At his Thursday press conference, President Obama declared, "There are no winners"—just before he proceeded to act like a man who had just won. The morning after the budget crisis ended, the president's remarks were extensive and clear about who was to blame for the 16-day standoff that cost the economy roughly $24 billion, by one estimate.* The president outlined all that had been sacrificed—from slowed economic growth and higher deficits to America's damaged credibility in the world. He suggested his opponents were too witless to avoid being cowed by bloggers and talk radio, and had risked the very American experiment our predecessors spent two centuries building. The public, which had overwhelmingly blamed Republicans, no doubt knew who he was talking about and who to blame. If it wasn’t clear, the president had a piece of advice for those Republicans: Rather than trying to "break" the government because they disagreed with him, they should "go out there and win an election."
Well, that should settle them down.
The disconnect between what the president said about there being “no winners” and the way he behaved demonstrates that something important is missing from our public discourse: We need to come to an agreement about what we mean when we talk about winners and losers in politics.
The president's remarks about winning echoed a statement from House Speaker John Boehner more than a week ago. "This is not some damn game," said Boehner, slamming a copy of that morning’s Wall Street Journal on the lectern in which a White House aide had been quoted saying, "We're winning." Both men are appealing to a strong public sentiment that I hear a lot in emails, on Twitter, and in conversations with voters. What happens in Washington affects real people. That's especially true with the government shutdown and sequestration. When the politicians, journalists, and other Washington dwellers talk about it—either in terms of raw numbers or in terms of which party is up or down—we risk losing the essential humanity at the center of the enterprise. When the public hears us talking in this way, they want to punch us in the nose.
They are right to want to do this. But there are some other considerations to take into account. First, this is a game. Not in the sense that it's fun (though some people do find entertainment in politics), but in the sense that very high-stakes poker is still, at bottom, a game. If you don't like the term game, then perhaps we should use the word contest. But whatever we call it, there are important elements of this drama that are gamelike.
The game is fueled, in part, by pure personal ambition to win that has little to do with the merits of the cause being debated. Perhaps we'd prefer every debate to be a contest of ideas in which each side weighed the policy prescriptions the other wanted, but that's not the way it is. And it's not the way the Framers envisioned it either. "If men were angels, no government would be necessary," wrote James Madison, in that Federalist 51 passage you could have seen me winding up to quote from a mile away. Government, he wrote, "the greatest of all reflections on human nature," is full of all the messy aspects of it: emotion, greed, pride, and lots of other messy stuff.
A lot of good policy rides on the back of human ambition. Most great legislation exists in part because of it. If you believe in some particular value or policy, you'd better hope there is an audacious politician out there willing to champion it.
Winning is also a perfectly appropriate way to talk about the clashes of the day because these battles are also sometimes a legitimate contest of ideas, which means you want your side to win so that your policy idea becomes law. The person who wins, whether through guile or persuasive argument, gets the idea enacted. Just because some politician or party is winning doesn't mean that others don't also stand to benefit. In politics that's necessarily the case.
Shutdown 2013, however, was less about policy than it was about raw power. Obamacare may have provoked the fight, but the mess quickly swerved into some other lane and then the disputes became about who was or was not willing to negotiate with the other. The quintessential nature of this battle—a clash of power between two sides—makes the “winner” and “loser” language all the more apt. It would be better if we didn’t have stupid fights about the basic functioning of government, but if we are going to have those battles, we should use the appropriate words to describe them.

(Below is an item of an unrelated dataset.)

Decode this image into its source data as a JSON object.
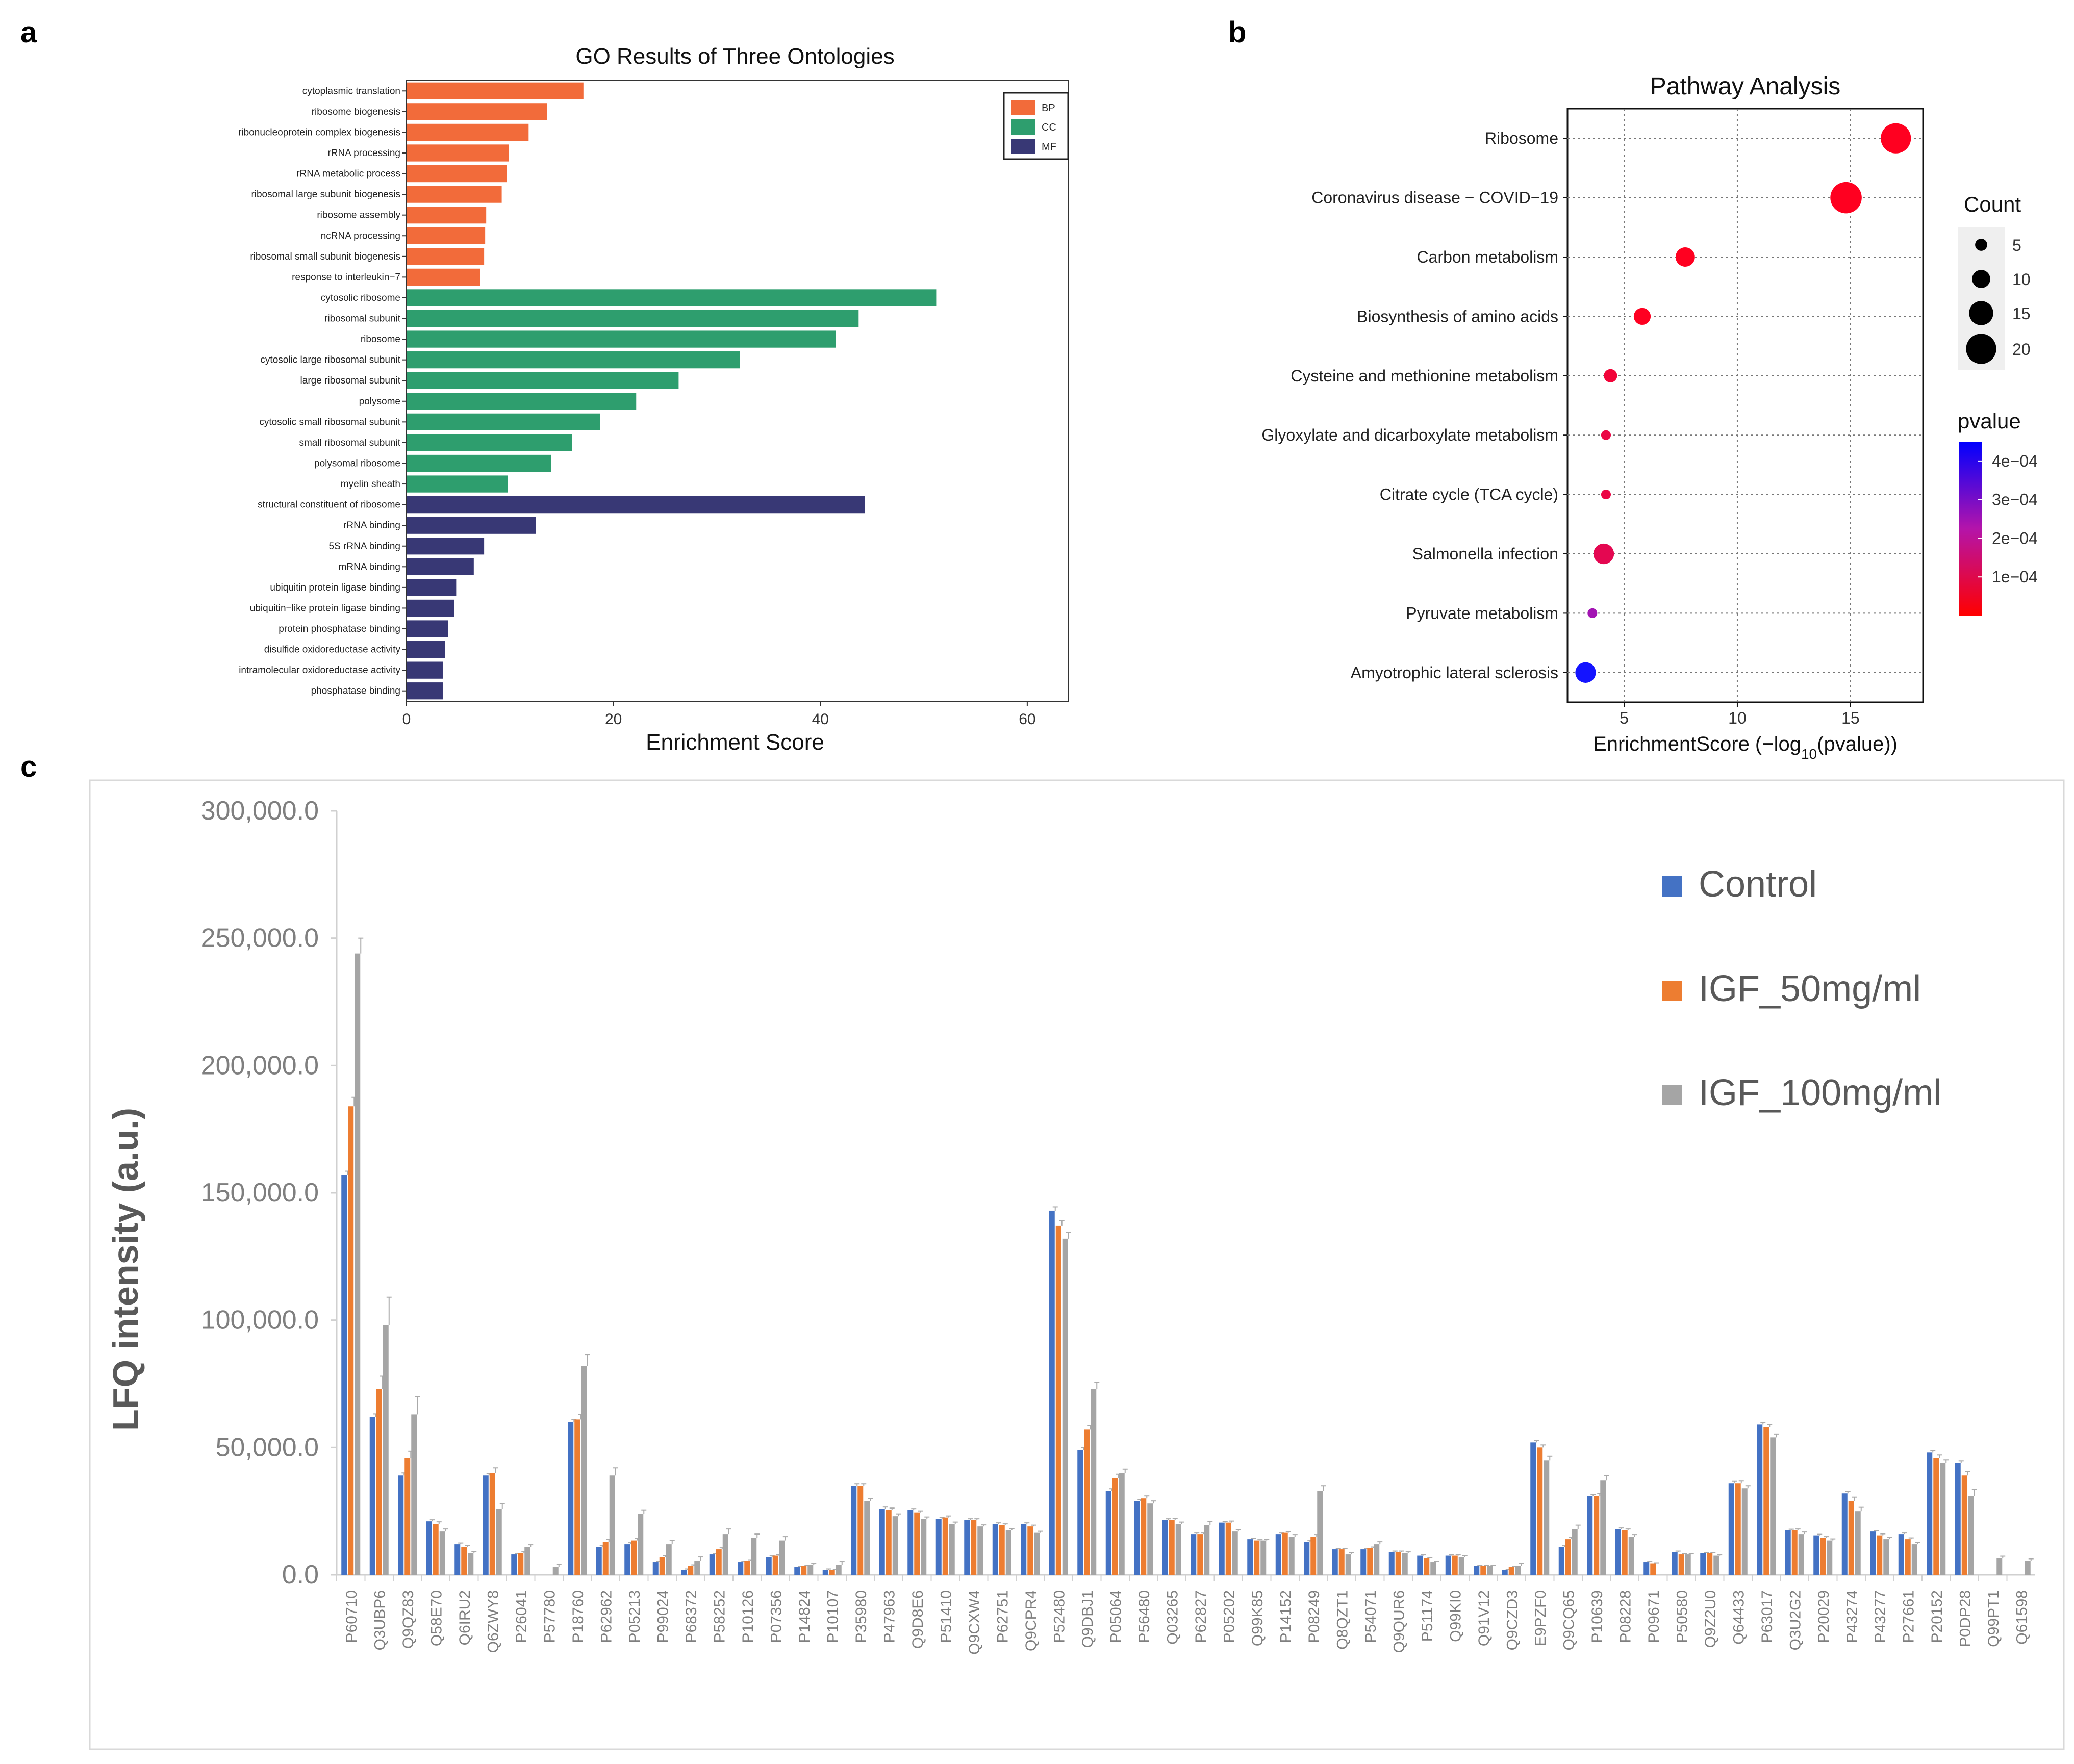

That's the real reason there's so much talk about winning and losing. It is the shorthand conversation about power in any high-stakes contest. That is the way lawmakers, strategists, policy analysts, and journalists talk about the process of governing. It is blunt and messy and sometimes crass, but to gloss over it or pretend it doesn't exist is to tell an incomplete story. So, for example, what President Obama was doing in his remarks Thursday might have sounded like a high-minded appeal to reason and fair dealing, but the message that hit you in the gut was to highlight his victory. He was putting the Republicans in the stockade, and pointing at them on national television so that he might gain even more leverage over them in the coming legislative battles. The president thinks he won, and he wants to keep on winning.
Correction, Oct. 18, 2013: This article originally said that the standoff cost taxpayers roughly $24 billion. The estimate was for the overall economic cost. (Return.)